All the while she is chatting with him, and I am counting the mishmashed and fumbled-for words. Bob is telling her about his writing career. When this person who proudly recites his awards and award nominations to passers-by at book signings, many times an hour, fumbles for them in the exam room, it’s an ominous message: No, you weren’t imagining this. Yes, he really needs to be here. Yes, this is really bad.
“Well, this looks serious,” Dr. Taylor tells us at the conclusion of her exam. “You’ve got a left temporal lobe lesion—that’s close to where the speech area is. That’s why you’re having trouble remembering words. I’m thinking you’ve probably had a stroke. You need to go straight downstairs to the emergency department, and we’re going to call down and let them know you’re coming.”
If it is a stroke, there’s a good chance my husband’s problems may be permanent, or even get worse. As we ride downstairs in the elevator, I reach out and hold his hand. “I had a feeling they were going to have to keep me,” he says. I am thinking: Is this going to get even worse? What if I have to stay home and take care of him? I can’t afford to quit my job. And, How are we going to pay for this? I try not to think about the other things this could be. The word “lesion” conjures all sorts of unpleasant memories of things in the “rare” column in our neuro books back in the office, things no one wants. Please, just a stroke, I think. That, we could possibly deal with.

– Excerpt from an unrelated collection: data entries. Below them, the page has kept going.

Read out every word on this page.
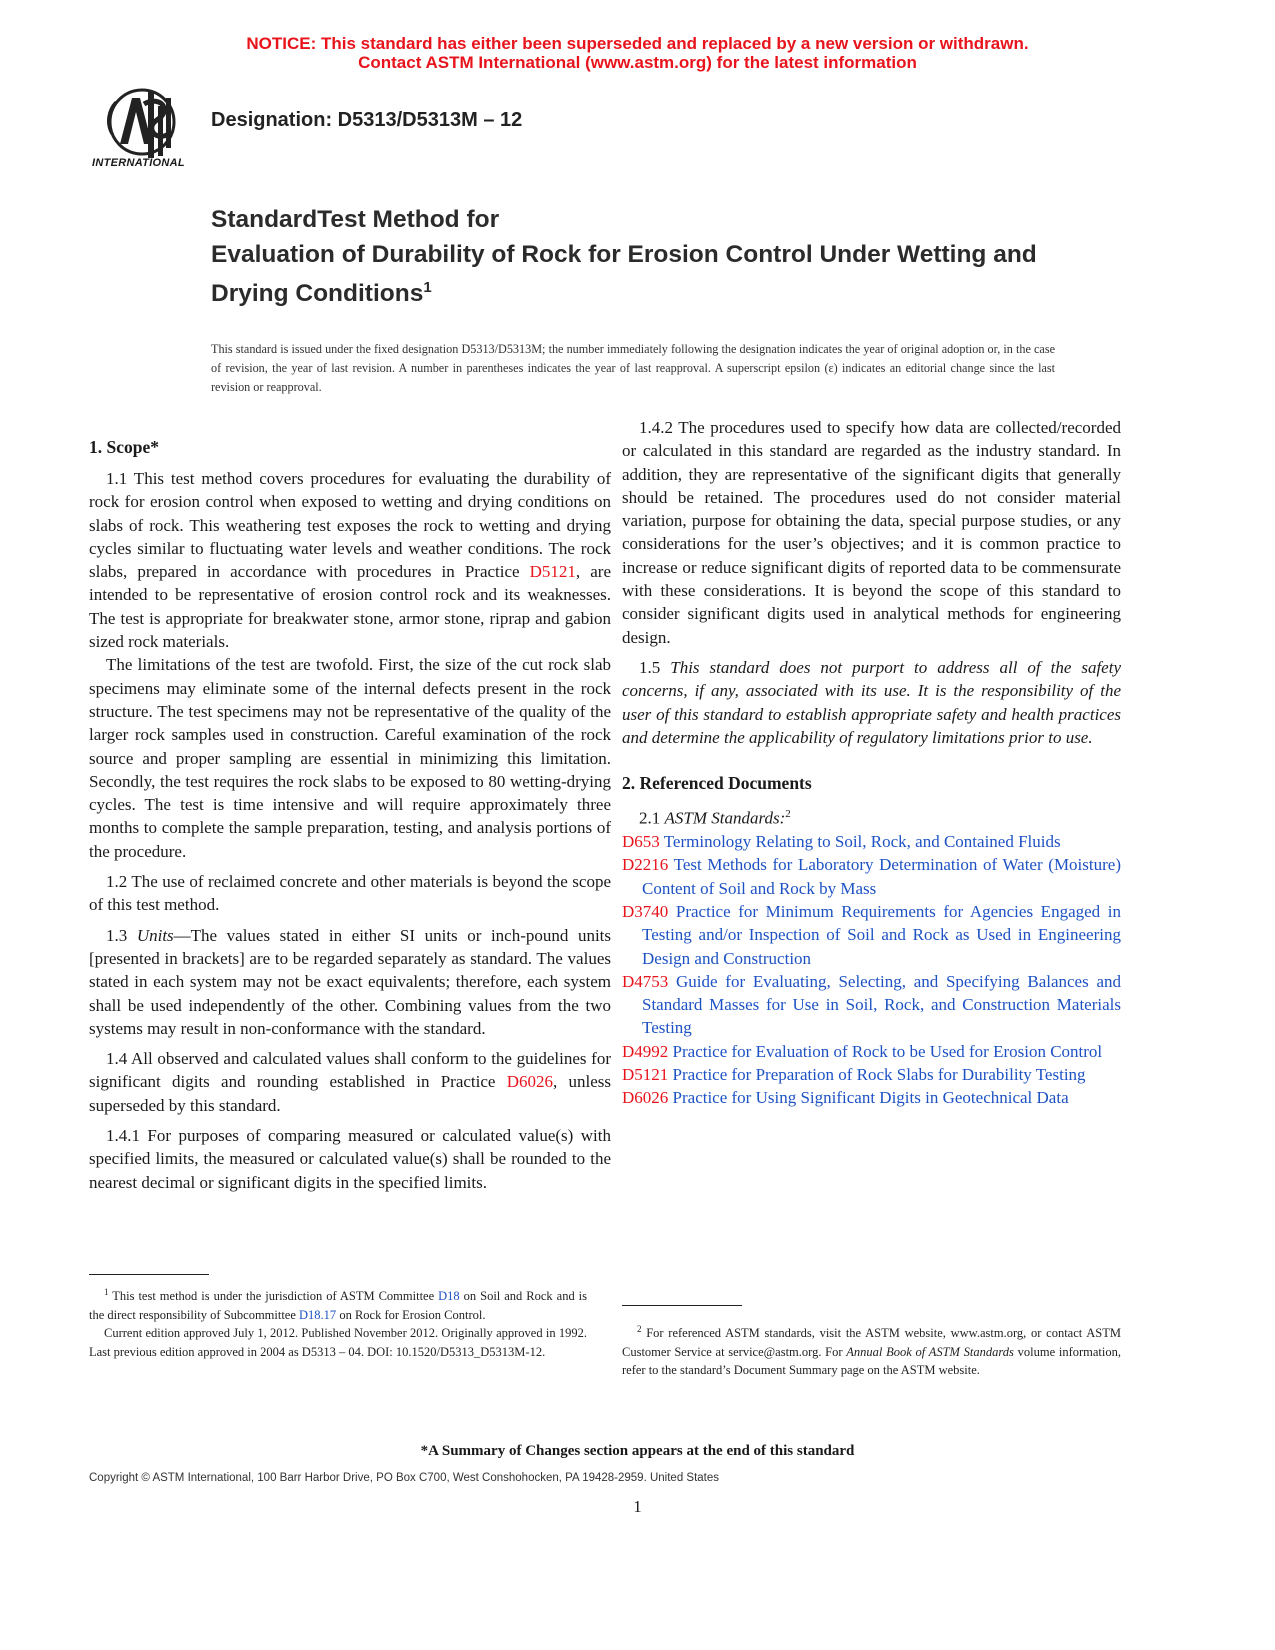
NOTICE: This standard has either been superseded and replaced by a new version or withdrawn.
Contact ASTM International (www.astm.org) for the latest information
INTERNATIONAL
Designation: D5313/D5313M – 12
StandardTest Method for
Evaluation of Durability of Rock for Erosion Control Under Wetting and Drying Conditions$^1$
This standard is issued under the fixed designation D5313/D5313M; the number immediately following the designation indicates the year of original adoption or, in the case of revision, the year of last revision. A number in parentheses indicates the year of last reapproval. A superscript epsilon (ε) indicates an editorial change since the last revision or reapproval.
1. Scope*

1.1 This test method covers procedures for evaluating the durability of rock for erosion control when exposed to wetting and drying conditions on slabs of rock. This weathering test exposes the rock to wetting and drying cycles similar to fluctuating water levels and weather conditions. The rock slabs, prepared in accordance with procedures in Practice D5121, are intended to be representative of erosion control rock and its weaknesses. The test is appropriate for breakwater stone, armor stone, riprap and gabion sized rock materials.

The limitations of the test are twofold. First, the size of the cut rock slab specimens may eliminate some of the internal defects present in the rock structure. The test specimens may not be representative of the quality of the larger rock samples used in construction. Careful examination of the rock source and proper sampling are essential in minimizing this limitation. Secondly, the test requires the rock slabs to be exposed to 80 wetting-drying cycles. The test is time intensive and will require approximately three months to complete the sample preparation, testing, and analysis portions of the procedure.

1.2 The use of reclaimed concrete and other materials is beyond the scope of this test method.

1.3 Units—The values stated in either SI units or inch-pound units [presented in brackets] are to be regarded separately as standard. The values stated in each system may not be exact equivalents; therefore, each system shall be used independently of the other. Combining values from the two systems may result in non-conformance with the standard.

1.4 All observed and calculated values shall conform to the guidelines for significant digits and rounding established in Practice D6026, unless superseded by this standard.

1.4.1 For purposes of comparing measured or calculated value(s) with specified limits, the measured or calculated value(s) shall be rounded to the nearest decimal or significant digits in the specified limits.

$^1$ This test method is under the jurisdiction of ASTM Committee D18 on Soil and Rock and is the direct responsibility of Subcommittee D18.17 on Rock for Erosion Control.

Current edition approved July 1, 2012. Published November 2012. Originally approved in 1992. Last previous edition approved in 2004 as D5313 – 04. DOI: 10.1520/D5313_D5313M-12.

1.4.2 The procedures used to specify how data are collected/recorded or calculated in this standard are regarded as the industry standard. In addition, they are representative of the significant digits that generally should be retained. The procedures used do not consider material variation, purpose for obtaining the data, special purpose studies, or any considerations for the user’s objectives; and it is common practice to increase or reduce significant digits of reported data to be commensurate with these considerations. It is beyond the scope of this standard to consider significant digits used in analytical methods for engineering design.

1.5 This standard does not purport to address all of the safety concerns, if any, associated with its use. It is the responsibility of the user of this standard to establish appropriate safety and health practices and determine the applicability of regulatory limitations prior to use.

2. Referenced Documents

2.1 ASTM Standards:$^2$

D653 Terminology Relating to Soil, Rock, and Contained Fluids
D2216 Test Methods for Laboratory Determination of Water (Moisture) Content of Soil and Rock by Mass
D3740 Practice for Minimum Requirements for Agencies Engaged in Testing and/or Inspection of Soil and Rock as Used in Engineering Design and Construction
D4753 Guide for Evaluating, Selecting, and Specifying Balances and Standard Masses for Use in Soil, Rock, and Construction Materials Testing
D4992 Practice for Evaluation of Rock to be Used for Erosion Control
D5121 Practice for Preparation of Rock Slabs for Durability Testing
D6026 Practice for Using Significant Digits in Geotechnical Data

$^2$ For referenced ASTM standards, visit the ASTM website, www.astm.org, or contact ASTM Customer Service at service@astm.org. For Annual Book of ASTM Standards volume information, refer to the standard’s Document Summary page on the ASTM website.

*A Summary of Changes section appears at the end of this standard
Copyright © ASTM International, 100 Barr Harbor Drive, PO Box C700, West Conshohocken, PA 19428-2959. United States
1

When you don’t have to wait forever in an emergency room, there are only two reasons: One, they’re having a slow day, or, two, they’re really worried about you. We’re tucked away in Exam Room 13, and Bob is trundled off for first a CT scan, then an MRI. We are waiting for the transport to the MRI when a serious-looking physician’s assistant motions me out of the room.
I’ve given bad medical news a million times myself. There’s a reason this man doesn’t want to talk to me in front of my husband. This is worse than a stroke.
“We’re seeing a mass lesion on the CT scan,” he tells me. “We’re thinking this is probably a tumor.”
A hot flush rushes over me and cold tingles chill my arms. All the things we’d had planned for the future careen through my head: A short, cheap beach getaway next month. Finishing our novels and starting rewrites on a screenplay we’d written together. Less time on the aunt and cousin, more time for each other. In less than half a second, all those everyday, ordinary, normal things are gone, and death is a real possibility. I glance down the hall toward Room 13, where Bob doesn’t know all this yet.
He’s still lying there, thinking it’s a mild stroke or some strange drug reaction. Overnight at the hospital, home in a few days. It’s clear who’s supposed to tell him.
There’s a moment where the floor is dissolving under me and my insides shudder like leaves in the rain. I can give bad news; I’ve been doing it for eighteen years. But he was going to finish his novel. But—we haven’t even been married five years yet.
I look up at the PA. “Damn it,” I snap the words out. “I was so hoping for a stroke.”
He blinks at me. “I don’t think I’ve ever heard anybody say that.”